The three-member television panel also comprised two PPP/C representatives, Eon Halls, a member of the Linden IMC and Compton Fraser, a Regional Democratic Councillor of Region Ten, who pointed out that complaints against the toll had been made in Linden.
“We have persons from inside the region who have been plying their trucks outside Linden and have been complaining that they have to pay that sum of money and it’s a bit rough. They complained to the government, who decided to remove the toll but the council said it was a problem,” Fraser said.
Fraser also said the council will have to get its act together by stepping up on its collection of rates and taxes as well as market rental and not relying totally on the toll booth.
Halls echoed Fraser’s sentiments, while saying that the council is owed $105 million in rates and taxes, excluding interest, by the people of the community, in addition to $11 million by market vendors.

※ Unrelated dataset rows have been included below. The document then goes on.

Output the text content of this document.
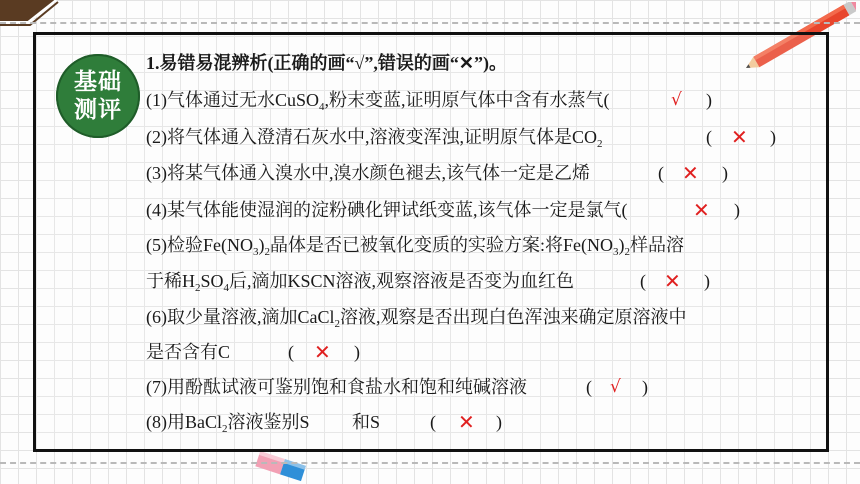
基础
测评
1.易错易混辨析(正确的画“√”,错误的画“✕”)。
(1)气体通过无水CuSO$_4$,粉末变蓝,证明原气体中含有水蒸气(	√ )
(2)将气体通入澄清石灰水中,溶液变浑浊,证明原气体是$CO_2$	( ✕ )
(3)将某气体通入溴水中,溴水颜色褪去,该气体一定是乙烯	( ✕ )
(4)某气体能使湿润的淀粉碘化钾试纸变蓝,该气体一定是氯气(	✕ )
(5)检验$Fe(NO_3)_2$晶体是否已被氧化变质的实验方案:将$Fe(NO_3)_2$样品溶
于稀$H_2SO_4$后,滴加KSCN溶液,观察溶液是否变为血红色	( ✕ )
(6)取少量溶液,滴加CaCl$_2$溶液,观察是否出现白色浑浊来确定原溶液中
是否含有C	( ✕ )
(7)用酚酞试液可鉴别饱和食盐水和饱和纯碱溶液	( √ )
(8)用BaCl$_2$溶液鉴别S 和S	( ✕ )
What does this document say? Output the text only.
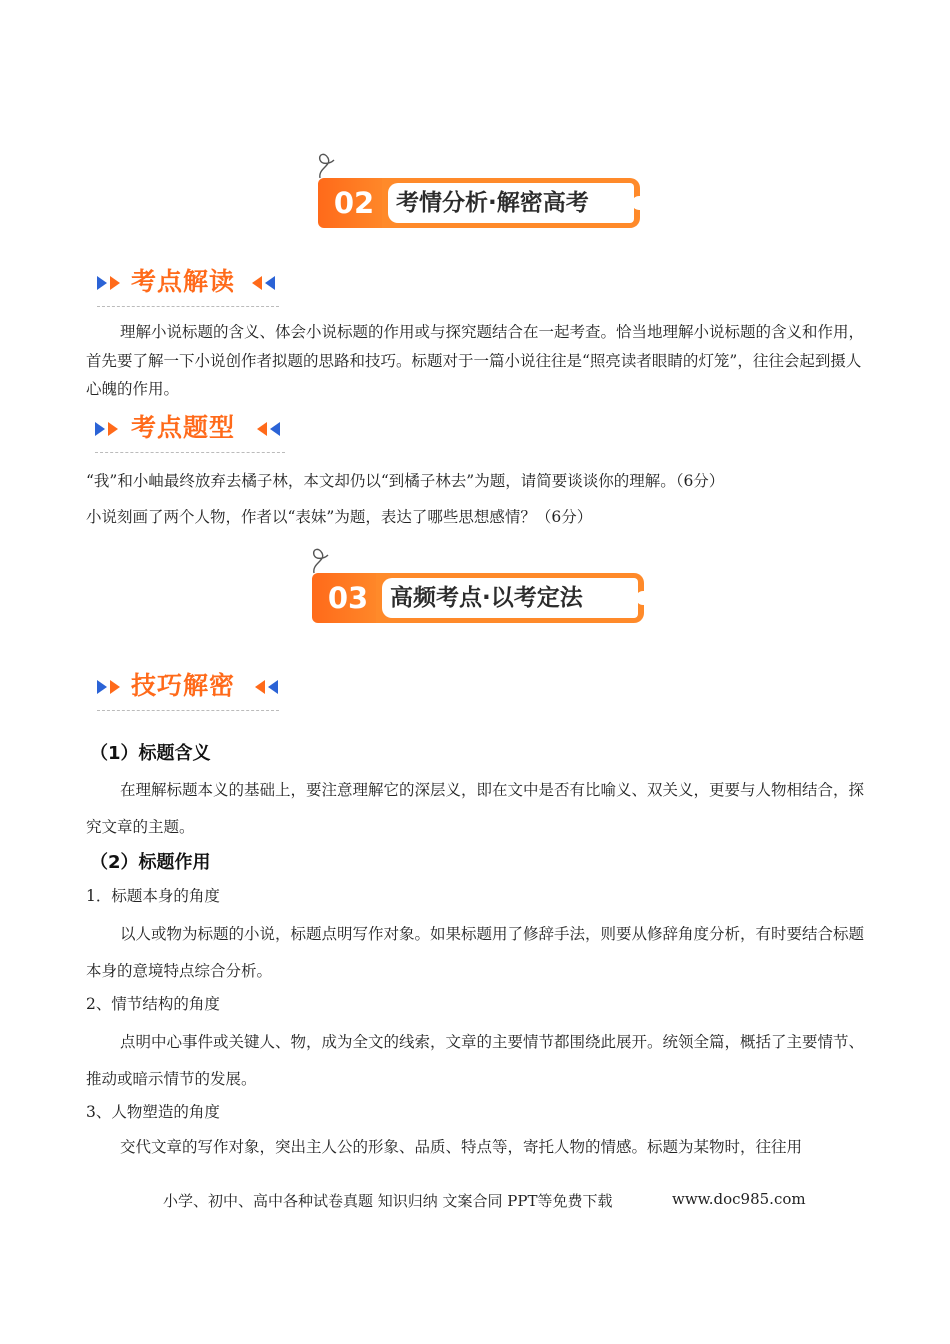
02 考情分析·解密高考
考点解读
理解小说标题的含义、体会小说标题的作用或与探究题结合在一起考查。恰当地理解小说标题的含义和作用，首先要了解一下小说创作者拟题的思路和技巧。标题对于一篇小说往往是“照亮读者眼睛的灯笼”，往往会起到摄人心魄的作用。
考点题型
“我”和小岫最终放弃去橘子林，本文却仍以“到橘子林去”为题，请简要谈谈你的理解。（6分）
小说刻画了两个人物，作者以“表妹”为题，表达了哪些思想感情？（6分）
03 高频考点·以考定法
技巧解密
（1）标题含义
在理解标题本义的基础上，要注意理解它的深层义，即在文中是否有比喻义、双关义，更要与人物相结合，探究文章的主题。
（2）标题作用
1．标题本身的角度
以人或物为标题的小说，标题点明写作对象。如果标题用了修辞手法，则要从修辞角度分析，有时要结合标题本身的意境特点综合分析。
2、情节结构的角度
点明中心事件或关键人、物，成为全文的线索，文章的主要情节都围绕此展开。统领全篇，概括了主要情节、推动或暗示情节的发展。
3、人物塑造的角度
交代文章的写作对象，突出主人公的形象、品质、特点等，寄托人物的情感。标题为某物时，往往用
小学、初中、高中各种试卷真题 知识归纳 文案合同 PPT等免费下载	www.doc985.com
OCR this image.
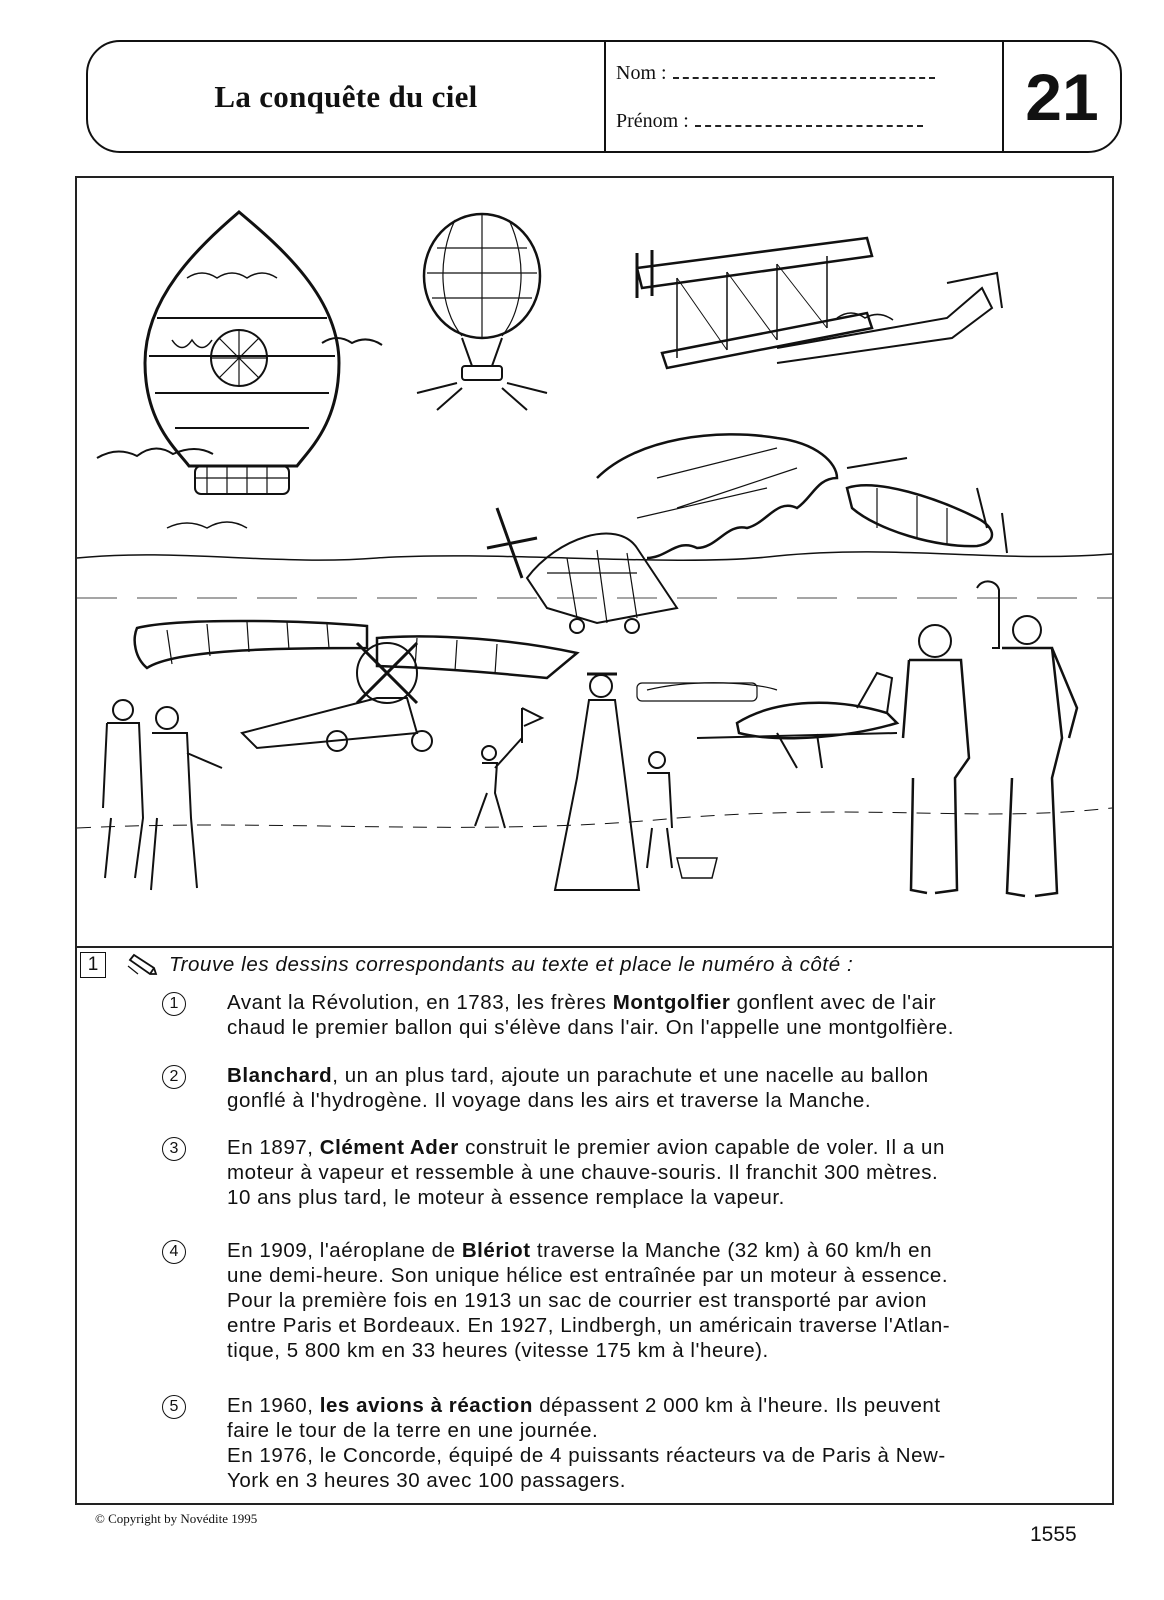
La conquête du ciel
Nom :
Prénom :	21
1	Trouve les dessins correspondants au texte et place le numéro à côté :
1	Avant la Révolution, en 1783, les frères Montgolfier gonflent avec de l'air
chaud le premier ballon qui s'élève dans l'air. On l'appelle une montgolfière.
2	Blanchard, un an plus tard, ajoute un parachute et une nacelle au ballon
gonflé à l'hydrogène. Il voyage dans les airs et traverse la Manche.
3	En 1897, Clément Ader construit le premier avion capable de voler. Il a un
moteur à vapeur et ressemble à une chauve-souris. Il franchit 300 mètres.
10 ans plus tard, le moteur à essence remplace la vapeur.
4	En 1909, l'aéroplane de Blériot traverse la Manche (32 km) à 60 km/h en
une demi-heure. Son unique hélice est entraînée par un moteur à essence.
Pour la première fois en 1913 un sac de courrier est transporté par avion
entre Paris et Bordeaux. En 1927, Lindbergh, un américain traverse l'Atlan-
tique, 5 800 km en 33 heures (vitesse 175 km à l'heure).
5	En 1960, les avions à réaction dépassent 2 000 km à l'heure. Ils peuvent
faire le tour de la terre en une journée.
En 1976, le Concorde, équipé de 4 puissants réacteurs va de Paris à New-
York en 3 heures 30 avec 100 passagers.
© Copyright by Novédite 1995
1555
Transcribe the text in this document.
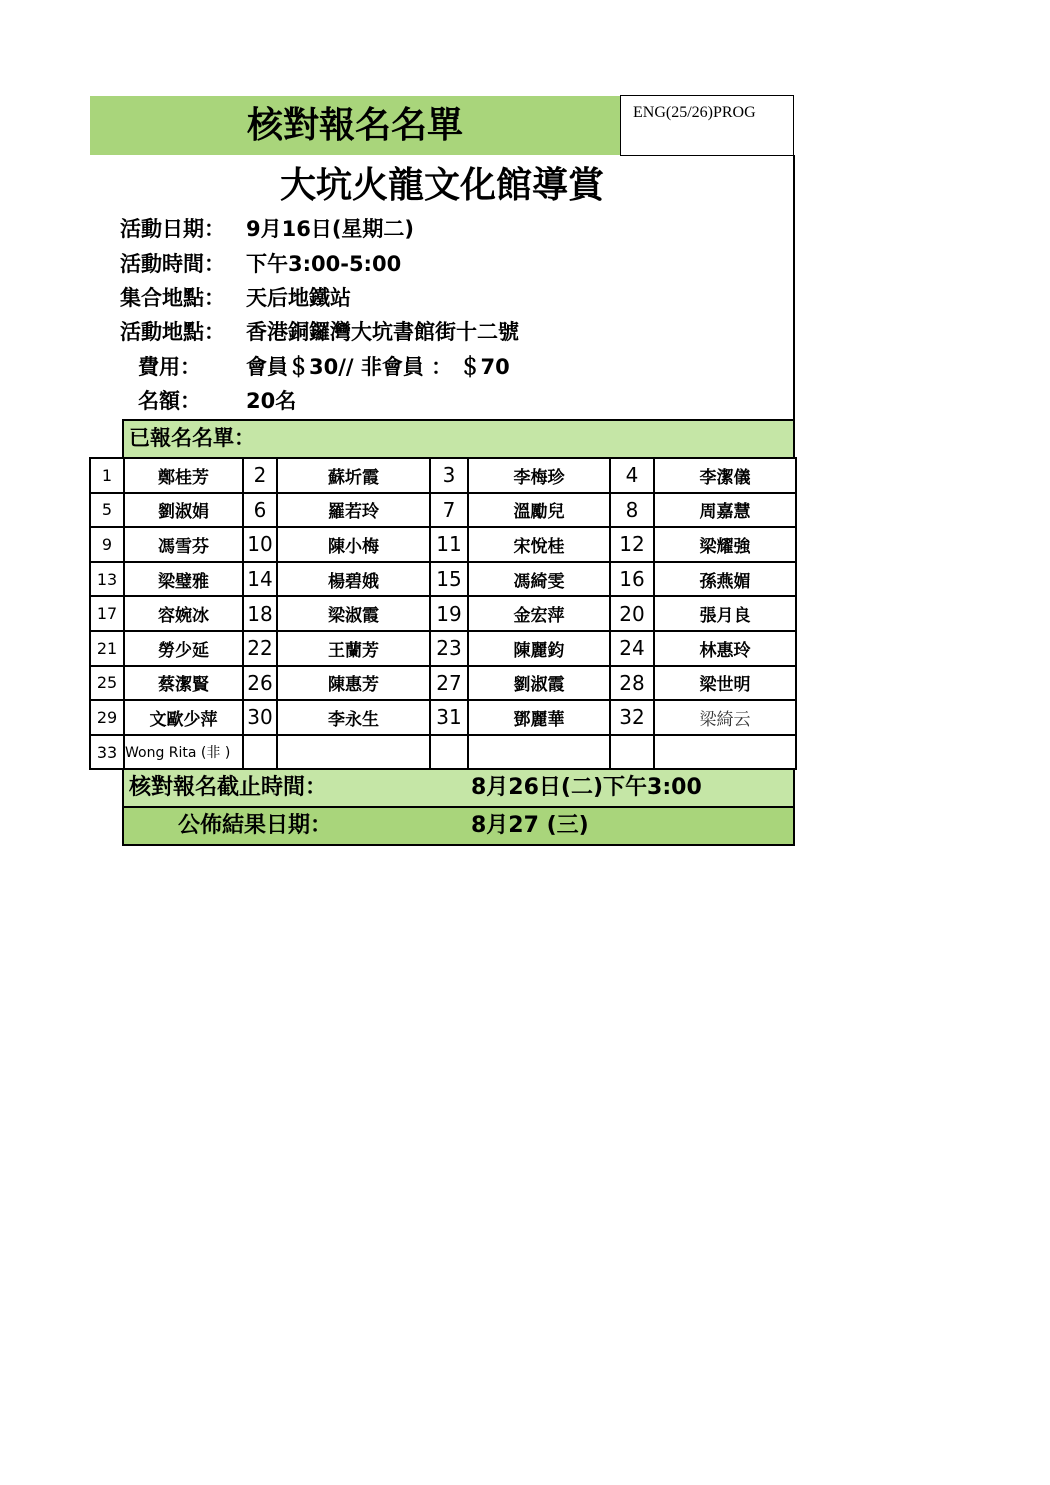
核對報名名單	ENG(25/26)PROG
大坑火龍文化館導賞
活動日期： 9月16日(星期二)
活動時間： 下午3:00-5:00
集合地點： 天后地鐵站
活動地點： 香港銅鑼灣大坑書館街十二號
費用： 會員＄30// 非會員 ： ＄70
名額： 20名
已報名名單：
1	鄭桂芳	2	蘇圻霞	3	李梅珍	4	李潔儀
5	劉淑娟	6	羅若玲	7	溫勵兒	8	周嘉慧
9	馮雪芬	10	陳小梅	11	宋悅桂	12	梁耀強
13	梁璧雅	14	楊碧娥	15	馮綺雯	16	孫燕媚
17	容婉冰	18	梁淑霞	19	金宏萍	20	張月良
21	勞少延	22	王蘭芳	23	陳麗鈞	24	林惠玲
25	蔡潔賢	26	陳惠芳	27	劉淑霞	28	梁世明
29	文歐少萍	30	李永生	31	鄧麗華	32	梁綺云
33	Wong Rita (非 )						
核對報名截止時間：	8月26日(二)下午3:00
公佈結果日期：	8月27 (三)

Halls also said that the Linden IMC has encountered problems in being compliant with the National Insurance Scheme (NIS) and the Guyana Revenue Authority (GRA). “We deduct monies from the people’s salaries but we don’t pay the NIS,” he said, while adding that at this point in time the NIS could seize all the assets of the Town Council. Halls also claimed that the Linden IMC deducts money from its workers to pay into GRA but since before 1992 it has not turned those deductions over to the GRA. Additionally, he claimed that the Linden IMC owes over $40M to the town’s two electricity providers.
“We are collecting rates and taxes but still we are not paying these entities,” the Linden IMC PPP/C councillor bemoaned as he added that all the money that was collected from the Kara Kara toll point and other revenue areas was used to pay the workers’ salaries. “…Everybody just throw back and depend on the toll booth,” he said, while pointing to the need for some new revenue sources, including fines for littering.